Il secondo perno attorno al quale ruota la vicenda sono le passioni, le relazioni che Tonio instaura con altri personaggi: intense, sofferte, mai banali.
La castrazione, infatti, se ben fatta, non implica l’impossibilità di avere rapporti sessuali; tuttavia, il fatto di non essere completamente uomo fa vivere a Tonio la propria sessualità in maniera più ampia, non rifiutando niente e sperimentando tutto.
Il terzo punto è l’ambientazione del romanzo, così viva da sembrare essa stessa un personaggio, si diventa parte integrante della storia, non semplici spettatori.
Uno stile di scrittura che non delude, la descrizioni degli ambienti e dei luoghi che sembra un meraviglioso dipinto d’epoca fanno di questo libro una lettura accattivante anche se impegnativa per la drammaticità degli avvenimenti, la crudezza delle descrizioni e l’intensità delle emozioni vissute.
L’edizione italiana è quasi impossibile da reperire.
Guido Maffeo venne castrato all’età di sei anni e mandato a studiare presso i migliori maestri di canto di Napoli.
Undicesimo figlio di una numerosa famiglia di contadini, Guido aveva conosciuto soltanto fame e crudeltà; per tutta la vita si ricordò di aver ricevuto il suo primo pasto decente e un letto morbido da coloro che avevano fatto di lui un eunuco.
Lo portarono nella città di montagna di Caracena e gli diedero una bellissima stanza, con un vero pavimento di pietra levigata; su una parete vide per la prima volta nella sua vita un orologio ticchettante e ne fu intimorito.
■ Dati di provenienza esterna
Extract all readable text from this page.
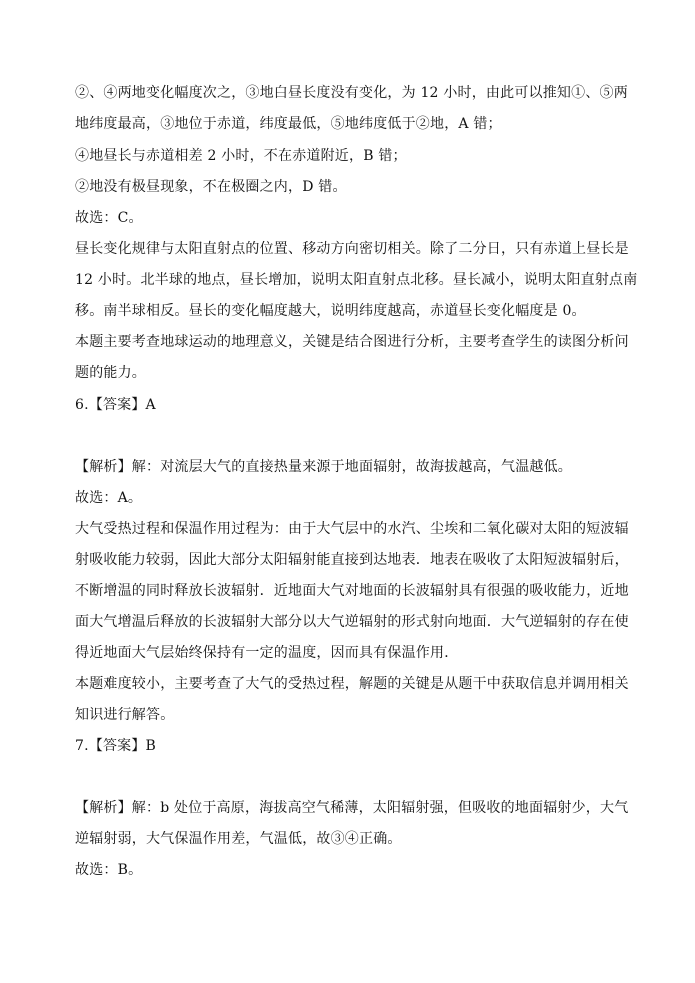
②、④两地变化幅度次之，③地白昼长度没有变化，为 12 小时，由此可以推知①、⑤两
地纬度最高，③地位于赤道，纬度最低，⑤地纬度低于②地，A 错；
④地昼长与赤道相差 2 小时，不在赤道附近，B 错；
②地没有极昼现象，不在极圈之内，D 错。
故选：C。
昼长变化规律与太阳直射点的位置、移动方向密切相关。除了二分日，只有赤道上昼长是
12 小时。北半球的地点，昼长增加，说明太阳直射点北移。昼长减小，说明太阳直射点南
移。南半球相反。昼长的变化幅度越大，说明纬度越高，赤道昼长变化幅度是 0。
本题主要考查地球运动的地理意义，关键是结合图进行分析，主要考查学生的读图分析问
题的能力。
6.【答案】A
【解析】解：对流层大气的直接热量来源于地面辐射，故海拔越高，气温越低。
故选：A。
大气受热过程和保温作用过程为：由于大气层中的水汽、尘埃和二氧化碳对太阳的短波辐
射吸收能力较弱，因此大部分太阳辐射能直接到达地表．地表在吸收了太阳短波辐射后，
不断增温的同时释放长波辐射．近地面大气对地面的长波辐射具有很强的吸收能力，近地
面大气增温后释放的长波辐射大部分以大气逆辐射的形式射向地面．大气逆辐射的存在使
得近地面大气层始终保持有一定的温度，因而具有保温作用．
本题难度较小，主要考查了大气的受热过程，解题的关键是从题干中获取信息并调用相关
知识进行解答。
7.【答案】B
【解析】解：b 处位于高原，海拔高空气稀薄，太阳辐射强，但吸收的地面辐射少，大气
逆辐射弱，大气保温作用差，气温低，故③④正确。
故选：B。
Gli uomini dalle parole gentili che lo avevano portato via dalle braccia di sua madre gli chiesero di cantare per loro e dopo gli diedero in premio un calice di vino rosso con molto miele.
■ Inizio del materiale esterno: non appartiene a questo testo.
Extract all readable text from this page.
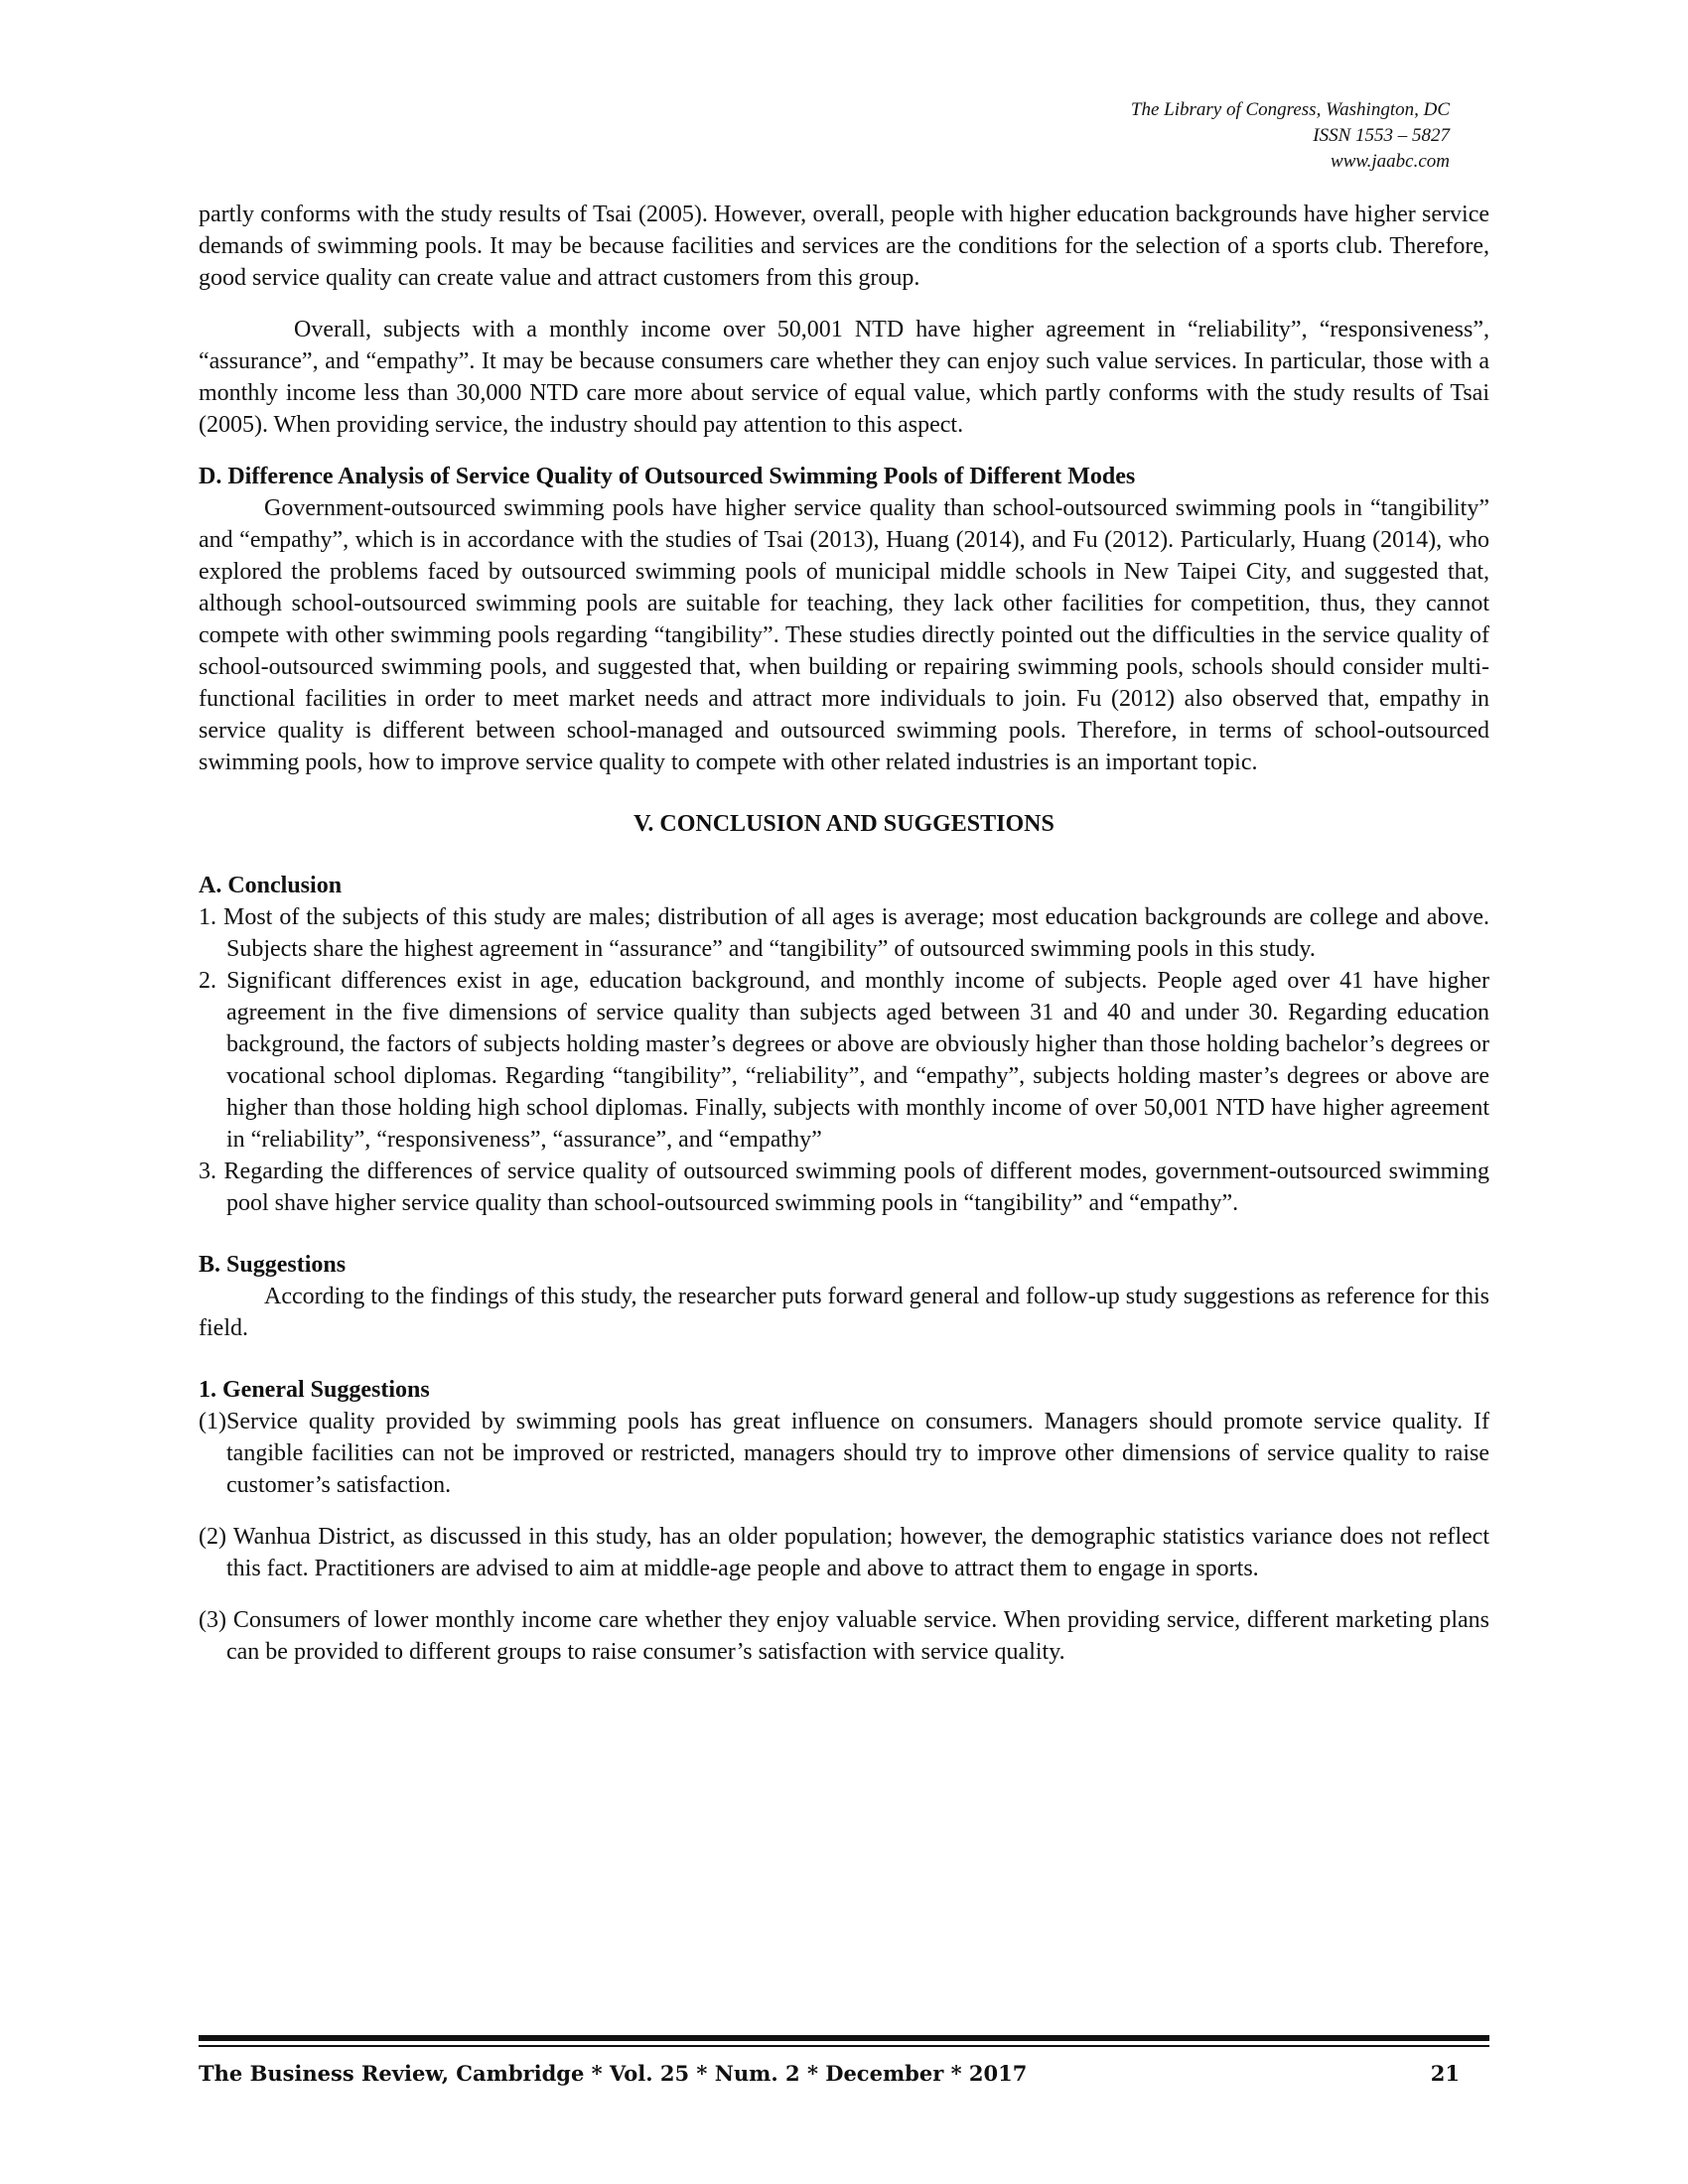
The Library of Congress, Washington, DC
ISSN 1553 – 5827
www.jaabc.com

partly conforms with the study results of Tsai (2005). However, overall, people with higher education backgrounds have higher service demands of swimming pools. It may be because facilities and services are the conditions for the selection of a sports club. Therefore, good service quality can create value and attract customers from this group.

Overall, subjects with a monthly income over 50,001 NTD have higher agreement in “reliability”, “responsiveness”, “assurance”, and “empathy”. It may be because consumers care whether they can enjoy such value services. In particular, those with a monthly income less than 30,000 NTD care more about service of equal value, which partly conforms with the study results of Tsai (2005). When providing service, the industry should pay attention to this aspect.

D. Difference Analysis of Service Quality of Outsourced Swimming Pools of Different Modes

Government-outsourced swimming pools have higher service quality than school-outsourced swimming pools in “tangibility” and “empathy”, which is in accordance with the studies of Tsai (2013), Huang (2014), and Fu (2012). Particularly, Huang (2014), who explored the problems faced by outsourced swimming pools of municipal middle schools in New Taipei City, and suggested that, although school-outsourced swimming pools are suitable for teaching, they lack other facilities for competition, thus, they cannot compete with other swimming pools regarding “tangibility”. These studies directly pointed out the difficulties in the service quality of school-outsourced swimming pools, and suggested that, when building or repairing swimming pools, schools should consider multi-functional facilities in order to meet market needs and attract more individuals to join. Fu (2012) also observed that, empathy in service quality is different between school-managed and outsourced swimming pools. Therefore, in terms of school-outsourced swimming pools, how to improve service quality to compete with other related industries is an important topic.

V. CONCLUSION AND SUGGESTIONS

A. Conclusion

1. Most of the subjects of this study are males; distribution of all ages is average; most education backgrounds are college and above. Subjects share the highest agreement in “assurance” and “tangibility” of outsourced swimming pools in this study.

2. Significant differences exist in age, education background, and monthly income of subjects. People aged over 41 have higher agreement in the five dimensions of service quality than subjects aged between 31 and 40 and under 30. Regarding education background, the factors of subjects holding master’s degrees or above are obviously higher than those holding bachelor’s degrees or vocational school diplomas. Regarding “tangibility”, “reliability”, and “empathy”, subjects holding master’s degrees or above are higher than those holding high school diplomas. Finally, subjects with monthly income of over 50,001 NTD have higher agreement in “reliability”, “responsiveness”, “assurance”, and “empathy”

3. Regarding the differences of service quality of outsourced swimming pools of different modes, government-outsourced swimming pool shave higher service quality than school-outsourced swimming pools in “tangibility” and “empathy”.

B. Suggestions

According to the findings of this study, the researcher puts forward general and follow-up study suggestions as reference for this field.

1. General Suggestions

(1)Service quality provided by swimming pools has great influence on consumers. Managers should promote service quality. If tangible facilities can not be improved or restricted, managers should try to improve other dimensions of service quality to raise customer’s satisfaction.

(2) Wanhua District, as discussed in this study, has an older population; however, the demographic statistics variance does not reflect this fact. Practitioners are advised to aim at middle-age people and above to attract them to engage in sports.

(3) Consumers of lower monthly income care whether they enjoy valuable service. When providing service, different marketing plans can be provided to different groups to raise consumer’s satisfaction with service quality.

The Business Review, Cambridge * Vol. 25 * Num. 2 * December * 2017	21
Quegli uomini lo spogliarono e lo immersero in un bagno caldo, ma era così piacevolmente assonnato che ormai non aveva paura di nulla. Mani delicate gli massaggiarono il collo e, mentre scivolava nell’acqua, Guido capì che gli stava accadendo qualche cosa di meraviglioso e di importante. Nessuno gli aveva mai prodigato tante attenzioni.
Era quasi addormentato quando lo sollevarono e lo legarono con delle cinghie sopra un tavolo. Per un attimo gli sembrò di cadere. Gli avevano disposto il capo più in basso dei piedi. Ma si riaddormentò, saldamente legato e quelle mani vellutate che lo accarezzavano in mezzo alle gambe gli diedero un sottile e perverso piacere. Quando avvertì il coltello, aprì gli occhi e urlò.
Inarcò la schiena. Lottò con le cinghie. Ma una voce rassicurante gli sussurrò all’orecchio un gentile rimprovero: «Ah, Guido, Guido.»
Il ricordo di tutto quello che era accaduto allora non lo abbandonò mai.